Arabe au CP, suppression des maternelles... L'école, cible fréquente de rumeurs

Arabe au CP, suppression des maternelles... L'école, cible fréquente de rumeurs
L'école est régulièrement la cible de rumeurs, que des parents sont parfois prompts à relayer

AFP, publié le vendredi 29 mars 2019 à 12h18

Hier l'enseignement obligatoire de l'arabe au CP, aujourd'hui la disparition des maternelles... L'école est régulièrement la cible de rumeurs, que des parents inquiets pour la sécurité et l'avenir de leurs enfants sont parfois prompts à relayer.

Dernière "infox" en date: la suppression des maternelles qui seraient remplacées, dans le projet de loi de Jean-Michel Blanquer sur "l'école de la confiance", par des jardins d'enfants. En signe de protestation, des parents ont retiré leurs enfants de l'école lundi dans l'Aisne.

Mardi, le ministre qualifiait la rumeur de "bobard". 
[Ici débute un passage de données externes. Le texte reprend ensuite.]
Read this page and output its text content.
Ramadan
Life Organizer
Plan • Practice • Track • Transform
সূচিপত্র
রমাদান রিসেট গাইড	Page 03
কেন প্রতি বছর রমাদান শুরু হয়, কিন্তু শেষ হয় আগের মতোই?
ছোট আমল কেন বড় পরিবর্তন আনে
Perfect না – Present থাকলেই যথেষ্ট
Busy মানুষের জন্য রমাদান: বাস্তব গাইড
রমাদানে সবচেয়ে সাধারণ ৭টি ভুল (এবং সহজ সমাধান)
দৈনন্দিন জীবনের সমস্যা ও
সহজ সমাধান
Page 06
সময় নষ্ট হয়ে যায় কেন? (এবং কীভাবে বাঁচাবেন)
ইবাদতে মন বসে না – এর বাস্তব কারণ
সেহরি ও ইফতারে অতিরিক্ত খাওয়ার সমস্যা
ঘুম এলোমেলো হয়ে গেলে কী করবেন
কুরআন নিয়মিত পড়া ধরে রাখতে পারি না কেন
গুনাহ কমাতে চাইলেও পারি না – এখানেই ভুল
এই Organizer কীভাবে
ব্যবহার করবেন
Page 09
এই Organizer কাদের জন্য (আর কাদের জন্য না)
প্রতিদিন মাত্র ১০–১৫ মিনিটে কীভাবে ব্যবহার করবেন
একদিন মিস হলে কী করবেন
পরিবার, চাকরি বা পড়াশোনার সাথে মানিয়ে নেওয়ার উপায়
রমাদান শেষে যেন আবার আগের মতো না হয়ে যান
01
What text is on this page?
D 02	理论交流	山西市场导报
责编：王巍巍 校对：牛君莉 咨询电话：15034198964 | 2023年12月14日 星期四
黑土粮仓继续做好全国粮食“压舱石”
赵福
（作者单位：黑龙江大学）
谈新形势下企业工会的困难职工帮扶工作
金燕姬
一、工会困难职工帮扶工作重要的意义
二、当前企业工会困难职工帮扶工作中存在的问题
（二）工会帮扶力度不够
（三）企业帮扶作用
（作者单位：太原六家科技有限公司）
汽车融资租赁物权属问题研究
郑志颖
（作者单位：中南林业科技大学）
Le week-end dernier, des responsables de l'opposition et des élus de l'est de la France s'émouvaient d'une "disparition", selon eux, de la bataille de Verdun des nouveaux programmes du lycée. Encore faux.

En août dernier, c'est la publication d'une circulaire rappelant que trois séances par an devaient être consacrées à l'éducation sexuelle, de l'école au lycée, qui avait déclenché un torrent de "fake news", certaines annonçant des ateliers de masturbation dès la maternelle.

Des rumeurs de ce type avaient déjà circulé au moment des "ABCD de l'égalité",  lancés en 2013 pour promouvoir l'égalité filles-garçons. Attaqué par des mouvements d'extrême droite qui avaient répandu des bruits infondés sur des garçons obligés de porter des robes ou des cours de masturbation en maternelle, ce dispositif avait été abandonné en 2014 face aux polémiques. 

"Dès qu'il y a des enfants, il y a aussi des parents qui sont inquiets pour leur sécurité et peuvent voir des menaces un peu partout", décrypte Aurore Van de Winkel, docteur en information et communication spécialisée dans l'étude des rumeurs. 

Selon elle, le phénomène des rumeurs à l'école n'est pas nouveau: "En 1935 déjà, un tract avait été distribué dans des écoles par une association catholique affirmant qu'en raison de la mixité, les filles devenaient des +garçonnes+ dès 13 ans", raconte-t-elle. 

"Pour qu'une rumeur se propage, il faut un terrain anxiogène, or l'école l'est, particulièrement en France", estime aussi Claude Lelièvre, historien spécialiste de l'éducation. "Dans notre pays, l'école a un rôle quasi démiurgique, on place en elle beaucoup d'espoir, mais elle suscite aussi beaucoup d'inquiétudes et de déceptions".

- Orthographe et histoire de France -

Les rumeurs les plus tenaces s'attaquent, selon lui, à ce qui "constitue notre identité". Elles sont ainsi souvent "concentrées autour de trois domaines: l'apprentissage de la langue française, l'orthographe et l'histoire de France", poursuit l'historien. 

Peu de personnalités politiques en ont autant fait les frais que Najat Vallaud-Belkacem quand elle était ministre de l'Education nationale (2014-2017). On lui a notamment attribué des ajustements de l'orthographe décidés en réalité par l'Académie française, et des élus de droite et du FN l'avaient accusée de vouloir imposer l'arabe au CP.

"La rumeur est d'autant plus aisément installée au rang +d'information+ qu'elle est relayée par des responsables politiques", indique à l'AFP Mme Vallaud-Belkacem, aujourd'hui chez Ipsos. "Et plus une +information+, qu'elle soit vraie ou pas, est en phase avec vos préjugés conscients ou inconscients, plus elle paraît vraisemblable".

Or les femmes, qui plus est d'origine étrangère, "cristallisent encore des peurs et préjugés racistes et sexistes: elles sont donc les cibles privilégiées" de rumeurs, souligne Aurore Van de Winkel.

Les "fake news" sur l'école rejoignent ces craintes: "Qu'on n'éduque plus les enfants en +bons Français+, qu'on retire des programmes une partie de l'histoire de France, qu'on impose l'apprentissage d'une culture étrangère...", poursuit-elle. 

"Les théories du complot ont plus de prise dans des territoires qui ont été délaissés par la puissance publique", estime aussi Rodrigo Arenas, coprésident de la FCPE, première fédération de parents d'élèves. Dans ces zones, "la seule chose qui reste, c'est l'école. Elle est le dépositaire de toutes les frustrations et tous les espoirs des parents", poursuit-il. "C'est, pour eux, le seul moyen qu'ont leurs enfants de s'en sortir, donc ils sont extrêmement sensibles à la moindre attaque faite, selon eux, contre l'institution".